Chris Lakey Ex-Canaries striker Chris Sutton admits he fears for his old club following the decision to show Darren Huckerby the exit door. Sutton put himself firmly in the pro-Huckerby camp by admitting he was surprised when Glenn Roeder failed to offer the 32-year-old a new contract.

Chris Lakey

Ex-Canaries striker Chris Sutton admits he fears for his old club following the decision to show Darren Huckerby the exit door.

Sutton put himself firmly in the pro-Huckerby camp by admitting he was surprised when Glenn Roeder failed to offer the 32-year-old a new contract.

“I think it is certainly going to be a massive, massive loss to the club to lose a player such as Darren Huckerby next season,” said Sutton. “That is a big thing. I am very surprised, as are most of the people I speak to, that they haven't offered him something.

“You look at the squad and it is not the biggest or strongest squad and you have to try and keep hold of your best players and there is no doubt he certainly was one of the best players, if not the best player, and obviously losing Dion Dublin is going to be a big blow as well.”

Sutton scored 43 goals in 126 appearances for City before embarking on a multi-million pound journey that also took in Blackburn, Chelsea, Celtic, Birmingham and Aston Villa, where an eye injury ended his career.

Ironically, it was Nigel Worthington's decision to bring Dublin back to City two years ago, rather than Sutton, which prevented thre 34-year-old ending his carer at the club which raised him.

“I would have come back, but that wasn't my decision,” said Sutton. “That was a decision at the time and it was a bit of a pain in the neck for me because I had to travel three hours across to Aston Villa. It would have been ideal to come back here but that wasn't to be.

“I would have loved to have come back to the club, but the manager at the time for one reason or another didn't want to take me, so that was that really.”

Worthington's successor, Peter Grant, expressed an interest a year ago, but by then Sutton was in the throes of retirement on medical grounds.

“It was very unexpected, but it was common sense really,” he said. “I had tests and saw a lot of specialists and they advised me not to carry on. At the age when I had the injury had that been 10 years earlier it would have been a real blow, but it put things in perspective - it was unfortunate, but it could have been a lot worse.

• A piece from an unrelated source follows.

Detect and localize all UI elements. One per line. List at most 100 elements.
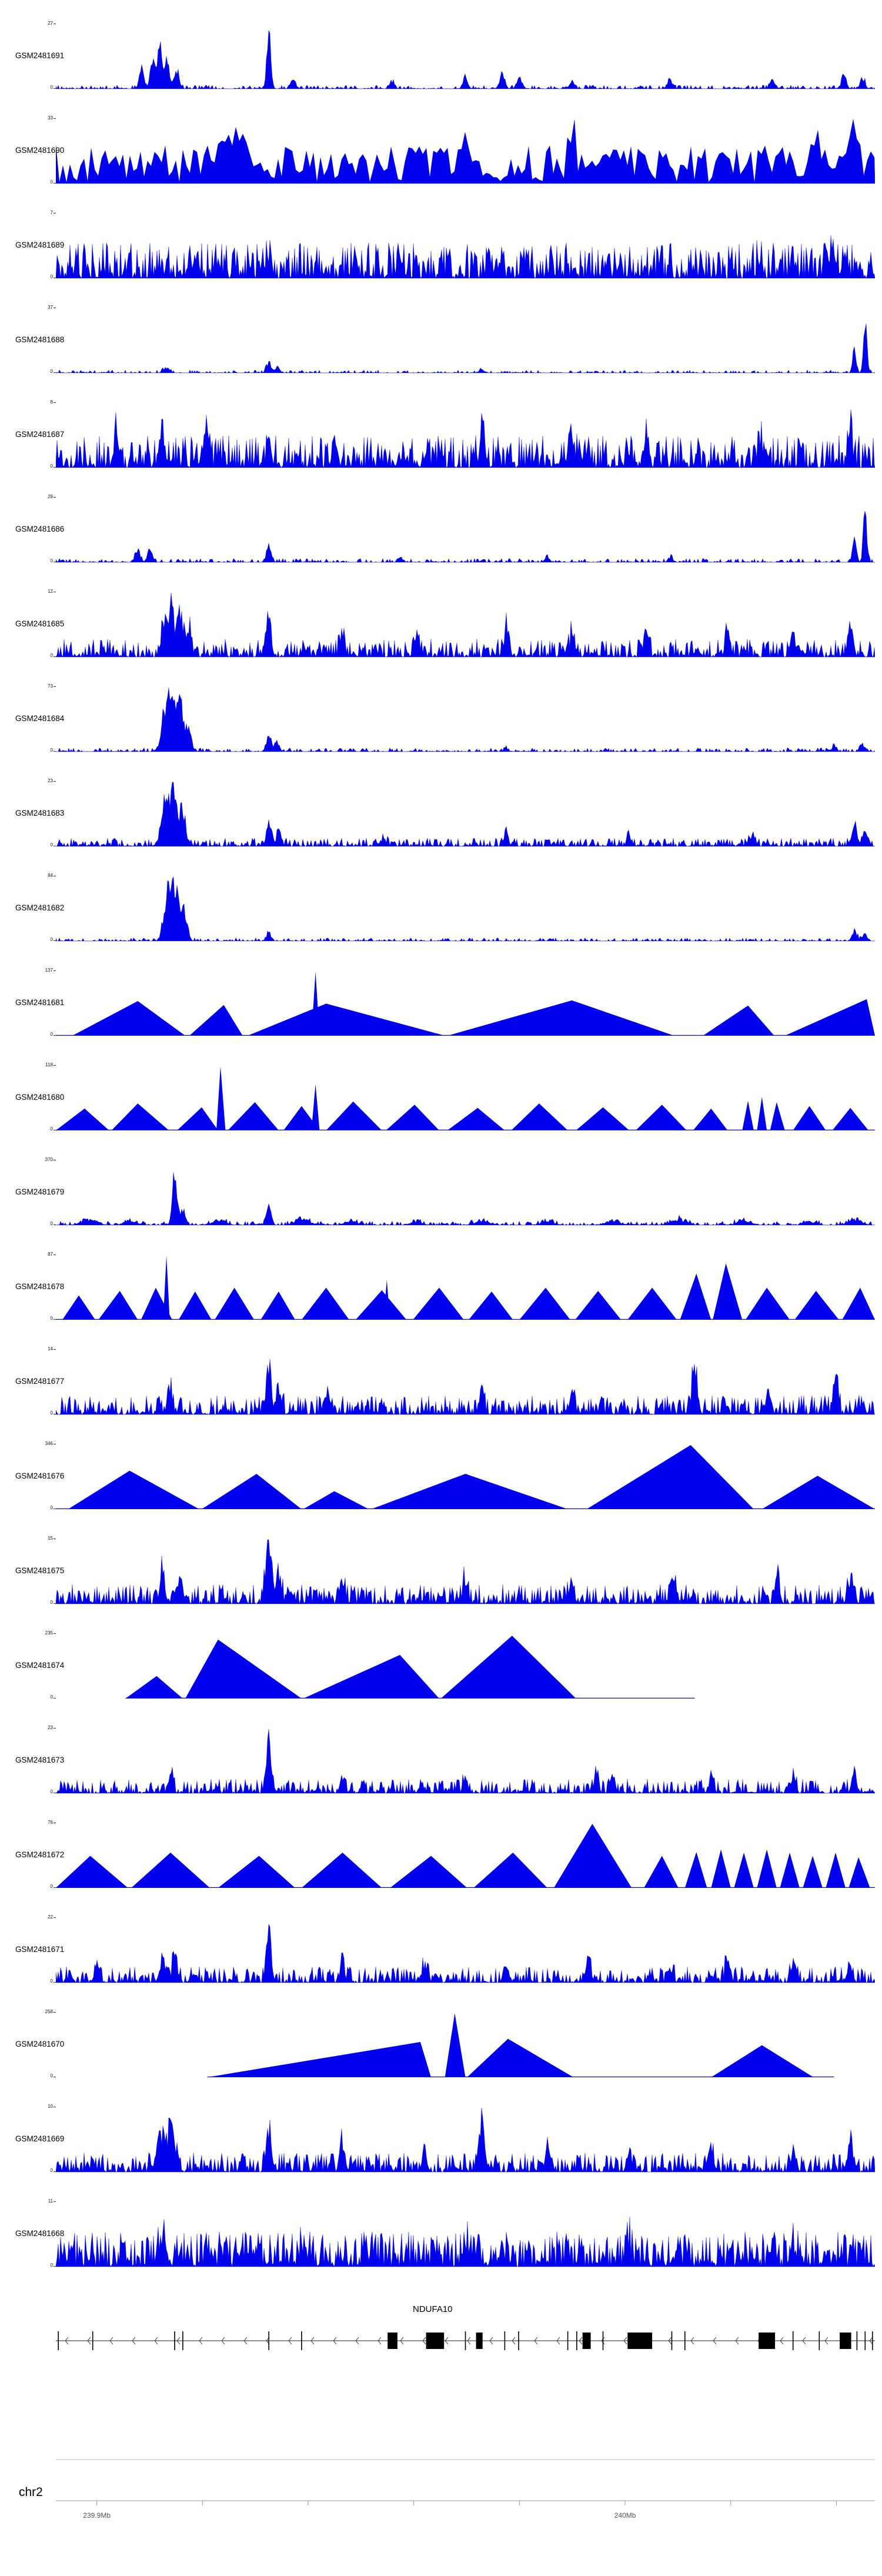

“I really miss the adrenalin you get before games, it's not the same.”

Sutton has to be content with a place in the stands nowadays, but has lost none of the affection for a club he joined as a schoolboy.

“I started here, I came up through the ranks and it is a club very close to my heart,” he said. “I live back in the area and I just hope now that Norwich can push on and get back into the Premiership and back to the good times.

“The facilities are fantastic, the training ground apparently is fantastic, but it is difficult because it is all down to the players.”

Sutton is currently enjoying the early stages of retirement back home in the north of the county, but was back at his old hunting ground on Sunday when he was voted into the Greatest Ever XI.

“It's a nice award to get,” he said. “Obviously I was part of a very good team really and I was fortunate to play with some very good players and when you play with good players you do find that it is easier to play, so it is down to that really.”